Unreal Engine, Code Llama + LoRA

Title: quilted paper decoupage abstracted close up of wire mesh distorted AI ambiguous gender face of CodeLLama a large language model as an electric hologram against a black background gold and silver leaf. Generated by the author.

It’s exciting times for working with Large Language models for computer programming – especially for generalists like me who work across a range of platforms, languages and task-spaces that are often not very conversant with each other. Plus I am a ‘lazy’ self-taught programmer – there is far too much documentation out there in the docuverse to find and absorb for a single human being to get their head around – but once you ‘get’ how programs work, it’s often not too difficult to plod through to a solution.

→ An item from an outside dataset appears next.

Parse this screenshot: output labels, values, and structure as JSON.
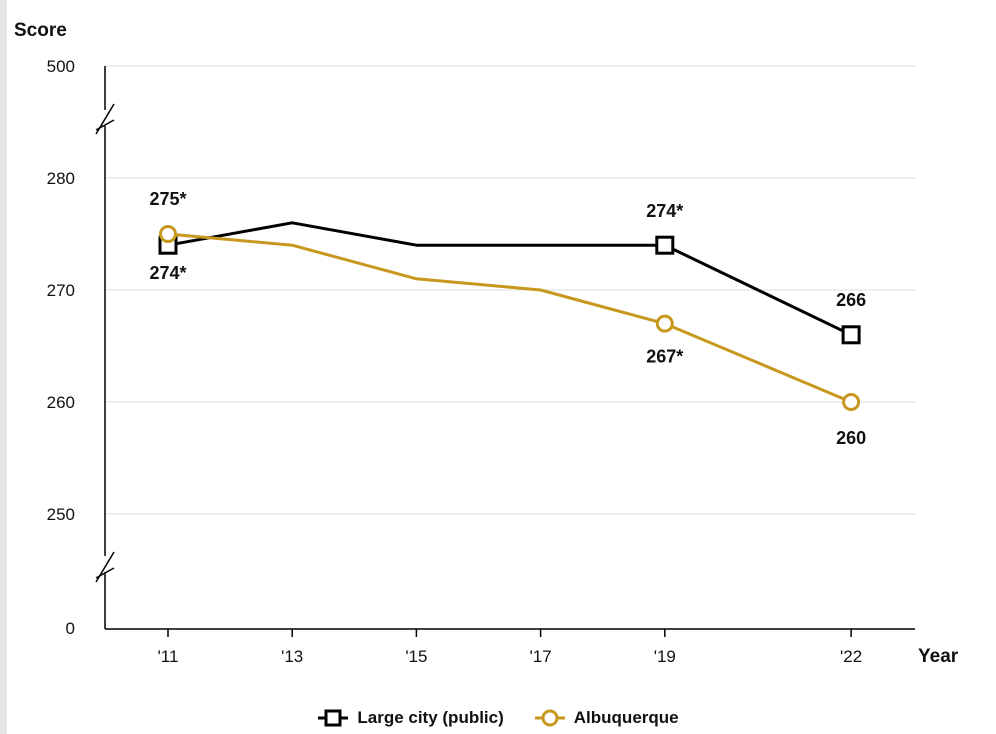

To speed this up, I am very keen on the AI-to-the-rescue approach, even if the code produced is a bit buggy or wonky, because it very frequently provides a great foundation for me to work from and to figure out how all the pieces of the jigsaw puzzle might fit together. Plus the commenting and explanations provided by LLMs are also often illuminating. I’m not necessarily after elegant, efficient code (I’d leave that to some code genius somewhere) – just stuff that works well enough for me to get to where I want to go. It’s all about the ideas and working around the (sometimes hilarious and sometimes thought-provoking) LLM hallucinations.

I took this approach during my recent 6-month ANAT Playable Earth residency with Chris Fluke at the SmartSat CRC, Swinburne Centre for Astrophysics and Supercomputing, where ChatGPT 3 and 4 became invaluable companions in working out some approaches for working with Python, Google Colab and Unreal Engine 5 for data visualization of multi and hyperspectral satellite data. Prospectively combining this with deep learning approaches and in situ human interaction is an exciting prospect – add the capabilities of Unreal Engine, Cesium for Unreal, Omniverse and XR – well, so much to explore. I’ve covered this in some detail in my Playable Earth blog here and here.

Sometimes the best thing to do is to sit back for a while and let ideas percolate through the mind, which is what I’ve been doing for the last couple of months, whilst focusing on some other important things. But now it’s time to look again and see what’s developed over that time.

Of great interest is the oobabooga text-generation web UI, as it says on the box its “goal is to become the AUTOMATIC1111/stable-diffusion-webui of text generation.” Fantastic – this means that rather than relying on services like OpenAI ChatGPT, HuggingFace or Google Bard etc, it is possible for someone like me to start experimenting with locally installed LLMs that can run on my Nvidia RTX3090. I have a bunch installed already like GPT4ALL, privateGPT and others, and it’s been interesting to learn about LangChain and Vector Databases, BabyAGI and agents.

Agents are currently a step too far for what I want to do: I’m interested in IA (intelligence augmentation), not so much AI (artificial intelligence) – as part of my creative problem-solving toolset.

Which brings me to Unreal Engine. UE is huge and the documentation is huge too and sometimes it’s very tricky to find what you want and figure out how to solve a problem. So wouldn’t it be great to use an LLM to help? Well, yes, but ChatGPT’s knowledge cut-off in 2021 means it only covers up to UE4.26 and some announced features of UE5. BUT, with a local LLM of course one can train a local model through the magic of LoRA – an efficient and fairly rapid form of fine-tuning. Of course, I’m not alone in this thought and came across bublint’s ue5-llama-lora. Fantastic.

The upshot of this is that it should be possible to locally run a ‘programming’ LLM model like Meta’s recent codellama locally in the webUI, and fine-tune it using the LoRA approach and the bublint data, to create a fairly reliable UE5 programming oracle – exactly what I need!

I’ll update this page as I progress.